Red Blood Cells

Red blood cells are a unique feature of life that often goes unexamined outside of medical circles. Doctors study red blood cells extensively and with good reason.  Red blood cells are crucial to the bodies survival and their health is often indicative of the well being of the whole body. However, what is often not considered is the place red blood cells have in the origins debate. This article will consider that concept as well as provide a little bit of background on red blood cells.

Red blood cells, known to science as erythrocytes, are incredibly specialized cells that perform unique functions for the body.  Red blood cells are key because they transport oxygen from the lungs or gills of an organism to the extremities and exchange it for carbon dioxide, the by-product of cellular respiration.  They then carry this carbon dioxide to the lungs where they exchange it for oxygen and the cycle resumes.  The red blood cell has a deep concave location in the center.  This makes it very flexible, and less likely to get stuck in the veins, arteries and capillaries it flows through. It also maximizes surface area, allowing for the most efficient gas exchange. However, some organisms have different shaped red blood cells to fit their individual needs.

Red blood cells are formed in the center of long bones, such as the femur in the leg.  The tissue that makes them is referred to as bone marrow.  It takes a couple of days for the cells to mature, during which time the nucleus and the mitochondria disappear. The red blood cell will not need either one. Once the cells have matured and are released into the bloodstream, they will live anywhere between one hundred and one hundred and twenty days before being destroyed mostly in the liver and spleen.

Red blood cells carry oxygen to the extremities as was mentioned above. They do this using a specialized red protein called hemoglobin.  Hemoglobin is the actual transporter of oxygen as it binds with the oxygen gas.  This bond is very unstable and thus easily broken.  When it breaks, the oxygen is released.  Hemoglobin gives red blood cells their distinctive color and is critical to the survival of the human body. In fact, around ninety-six percent of the weight of red blood cells is hemoglobin if water is excluded. The protein requires iron to be formed. Iron is so important, that a person lacking iron is said to be anemic, which is considered a blood disease.  The reason iron is so important is that it serves as the focal point for the heme part of the hemoglobin protein. Without it, no hemoglobin can be formed.  Once the hemoglobin protein is built, it can increase blood oxygen levels over seventy times compared the dissolved oxygen capacity of the bloodstream.

With all of that in mind, let us consider the red blood cell in light of origins.  Evolutionists speculate that red blood cells began as phagocytic cells in sponges and slowly evolved into what we see today as life progressed up the evolutionary tree of life.  Essentially this means that red blood cells started in sponges as cells meant to eat other bad cells, like disease-causing microbes,  and eventually morphed into what we see today. This is so ludicrous that it’s shocking any evolutionist believes it, even with their propensity to believe ridiculous things (see Outer Space Octopus).

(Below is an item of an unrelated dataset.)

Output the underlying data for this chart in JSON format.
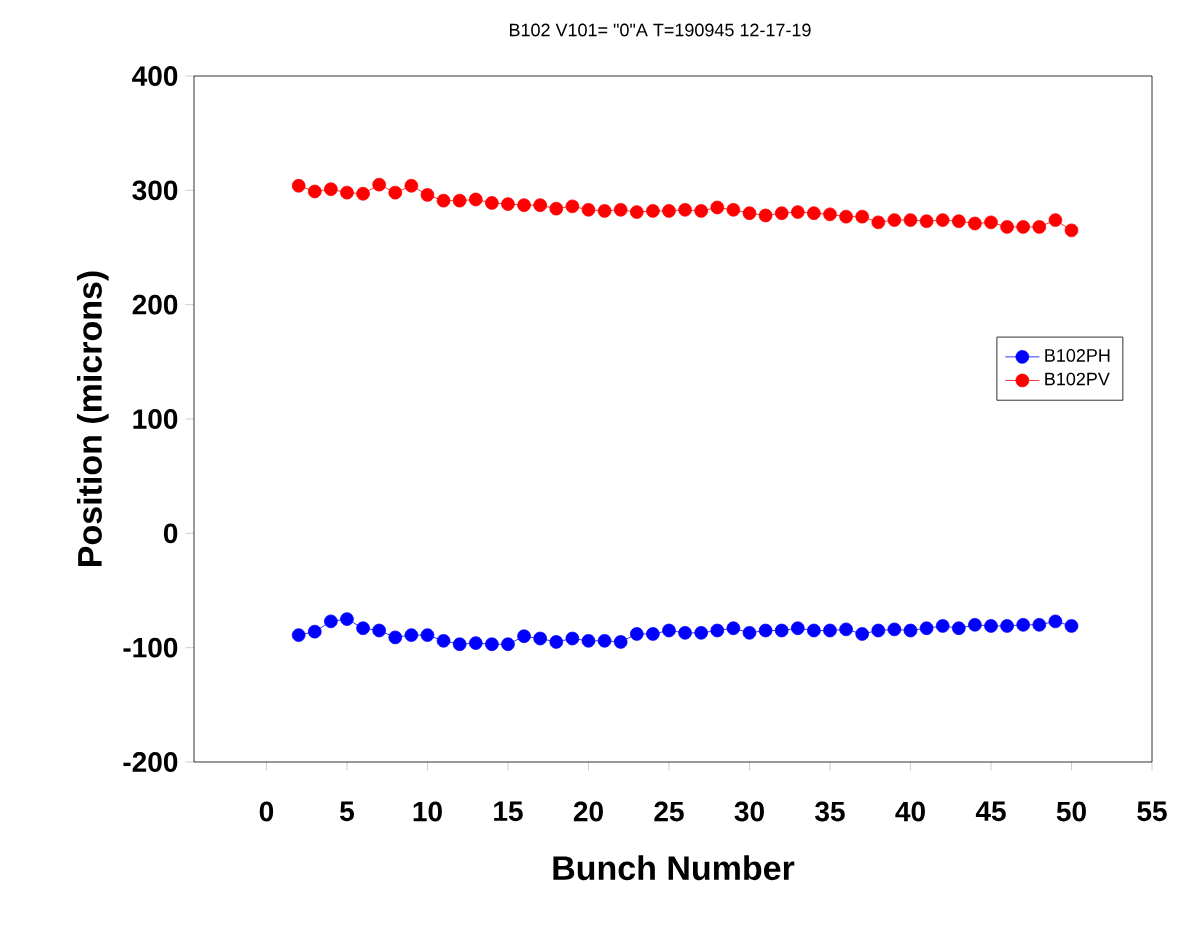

The first issue with evolutionists believing red blood cells developed in sponges should have been obvious even to evolutionists. Sponges lack circulatory systems and blood.  They move material through their bodies using water. That alone is a death sentence to red blood cells originating in sponges. Why would sponges originate red blood cells, then lose them later? It’s unfathomable that anyone calling themselves a serious scientist believes this, yet this is exactly what the US Library of Medicine’s National Insitute of Health says. “The most primitive blood cell may have been a protohemocyte which was first involved in phagocytosis and nutrition. When metazoans (sponges) appeared,  their “blood” cells, the archeocytes, were phagocytic.”

The ridiculous origin story aside, red blood cells present other problems for evolutionists. They must explain why the cells appear to be precisely designed to fit the creature they inhabit. Further, they must explain why these designs each maximize surface area, ensuring easy gas exchange, and ensure a smooth, streamlined blood flow with no backups, simultaneously.  They must further explain where hemoglobin came from and why red blood cells contain it. Without hemoglobin, oxygen exchange would plummet and the body would struggle to provide its extremities with the oxygen they need to function.  Evolution cannot explain these problems.

Creationists have no issues with red blood cells.  Because we acknowledge the designer, we can point to red blood cells as evidence of His master design. He knew that animals and man would need to exchange oxygen efficiently in the extremities so he placed the hemoglobin protein in red blood cells.  He knew what design of red blood cell would best fit each creatures needs so He designed each one differently. Only a Creator explains the origin of red blood cells.